The independent law firm probe into Boston Celtics coach Ime Udoka found that he used crude language in his dialogue with a female subordinate prior to the start of an improper workplace relationship with the woman, an element that significantly factored into the severity of his one-year suspension, sources told ESPN.

Those investigative findings — which described verbiage on Udoka’s part that was deemed especially concerning coming from a workplace superior — contribute to what is likely a difficult pathway back to his reinstatement as Celtics coach in 2023, sources told ESPN.

A few thoughts here.

• “Crude language” is just part of a more detailed and damning report, league sources have told NBC Sports. There is much more uncovered by the independent investigation, including about the power dynamic in play.

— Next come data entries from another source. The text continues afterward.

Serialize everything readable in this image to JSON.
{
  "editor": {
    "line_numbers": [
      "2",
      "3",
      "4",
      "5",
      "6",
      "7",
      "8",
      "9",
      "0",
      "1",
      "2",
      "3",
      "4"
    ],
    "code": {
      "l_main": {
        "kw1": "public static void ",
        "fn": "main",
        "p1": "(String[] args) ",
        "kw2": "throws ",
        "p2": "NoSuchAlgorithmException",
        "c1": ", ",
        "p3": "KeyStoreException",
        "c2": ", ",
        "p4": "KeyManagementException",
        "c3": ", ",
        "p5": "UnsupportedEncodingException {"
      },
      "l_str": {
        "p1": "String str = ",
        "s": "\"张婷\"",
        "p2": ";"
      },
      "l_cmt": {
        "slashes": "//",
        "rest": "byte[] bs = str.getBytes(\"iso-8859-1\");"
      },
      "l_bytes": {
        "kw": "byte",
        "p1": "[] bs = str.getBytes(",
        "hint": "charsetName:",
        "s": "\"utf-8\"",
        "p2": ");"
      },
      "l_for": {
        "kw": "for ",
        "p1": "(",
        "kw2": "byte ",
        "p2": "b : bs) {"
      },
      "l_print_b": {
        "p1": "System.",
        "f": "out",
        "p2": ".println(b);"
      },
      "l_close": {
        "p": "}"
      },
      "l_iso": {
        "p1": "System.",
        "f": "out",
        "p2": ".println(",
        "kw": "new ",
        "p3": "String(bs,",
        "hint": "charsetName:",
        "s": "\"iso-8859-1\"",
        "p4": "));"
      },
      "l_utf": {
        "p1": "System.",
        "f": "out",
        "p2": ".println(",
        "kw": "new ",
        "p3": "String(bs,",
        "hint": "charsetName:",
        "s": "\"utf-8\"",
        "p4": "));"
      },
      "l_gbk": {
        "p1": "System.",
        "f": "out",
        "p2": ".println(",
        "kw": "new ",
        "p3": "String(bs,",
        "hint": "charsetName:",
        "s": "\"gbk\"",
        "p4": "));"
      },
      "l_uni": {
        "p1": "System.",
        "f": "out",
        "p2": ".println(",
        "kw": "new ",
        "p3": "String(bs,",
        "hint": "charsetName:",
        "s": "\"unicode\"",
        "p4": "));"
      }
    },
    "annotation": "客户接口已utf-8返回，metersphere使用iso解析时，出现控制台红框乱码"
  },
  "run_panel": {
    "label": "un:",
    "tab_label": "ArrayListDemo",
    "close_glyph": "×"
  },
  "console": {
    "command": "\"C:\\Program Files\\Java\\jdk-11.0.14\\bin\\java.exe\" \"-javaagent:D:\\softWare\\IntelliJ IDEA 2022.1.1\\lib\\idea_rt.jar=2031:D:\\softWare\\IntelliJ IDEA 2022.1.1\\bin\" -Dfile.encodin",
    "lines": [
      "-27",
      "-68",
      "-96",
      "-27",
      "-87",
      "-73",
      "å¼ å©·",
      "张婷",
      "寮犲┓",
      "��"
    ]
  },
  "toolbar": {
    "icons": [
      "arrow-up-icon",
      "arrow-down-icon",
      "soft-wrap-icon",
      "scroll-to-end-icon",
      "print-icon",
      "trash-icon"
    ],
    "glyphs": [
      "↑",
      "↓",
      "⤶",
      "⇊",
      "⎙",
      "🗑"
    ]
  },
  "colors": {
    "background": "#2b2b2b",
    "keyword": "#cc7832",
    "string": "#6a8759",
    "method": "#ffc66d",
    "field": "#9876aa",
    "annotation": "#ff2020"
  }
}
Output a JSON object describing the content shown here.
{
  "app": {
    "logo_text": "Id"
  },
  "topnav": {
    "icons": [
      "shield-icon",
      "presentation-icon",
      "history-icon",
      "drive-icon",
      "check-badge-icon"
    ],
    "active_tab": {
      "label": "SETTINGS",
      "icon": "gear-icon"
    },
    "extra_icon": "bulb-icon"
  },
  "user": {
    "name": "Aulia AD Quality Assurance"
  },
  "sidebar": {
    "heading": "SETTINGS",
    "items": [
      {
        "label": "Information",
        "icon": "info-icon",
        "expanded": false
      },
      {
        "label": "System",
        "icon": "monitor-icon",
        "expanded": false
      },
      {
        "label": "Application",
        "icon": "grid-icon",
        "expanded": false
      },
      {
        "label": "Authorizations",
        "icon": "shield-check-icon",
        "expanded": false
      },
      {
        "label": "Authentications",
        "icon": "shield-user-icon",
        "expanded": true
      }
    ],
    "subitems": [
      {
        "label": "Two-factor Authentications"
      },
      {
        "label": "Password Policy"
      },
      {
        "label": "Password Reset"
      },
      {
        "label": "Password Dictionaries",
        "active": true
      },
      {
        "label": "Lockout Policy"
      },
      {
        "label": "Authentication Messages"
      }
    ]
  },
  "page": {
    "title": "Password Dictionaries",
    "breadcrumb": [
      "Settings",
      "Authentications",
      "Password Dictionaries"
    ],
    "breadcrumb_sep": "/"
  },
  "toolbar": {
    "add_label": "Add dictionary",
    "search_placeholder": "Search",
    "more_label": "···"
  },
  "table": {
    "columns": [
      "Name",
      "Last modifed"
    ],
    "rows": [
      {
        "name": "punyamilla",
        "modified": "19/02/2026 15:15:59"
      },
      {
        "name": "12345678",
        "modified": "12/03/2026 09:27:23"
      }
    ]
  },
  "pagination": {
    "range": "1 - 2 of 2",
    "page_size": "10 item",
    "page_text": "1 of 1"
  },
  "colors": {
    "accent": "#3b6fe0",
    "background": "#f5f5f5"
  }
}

It was enough that the Celtics thought the best move was to suspend for an entire season a coach loved by players who led the team to the NBA Finals (it’s not something the Celtics organization did lightly).

• As Wojnarowski and others have noted, it’s increasingly unlikely Udoka returns to coach the Celtics next season, even if that is not yet official.

• While some pundits and people around the league have said Udoka is “done,” the NBA has seen unexpected turnarounds before. Never say never in this league.

• About the only sure thing is that this story is not over.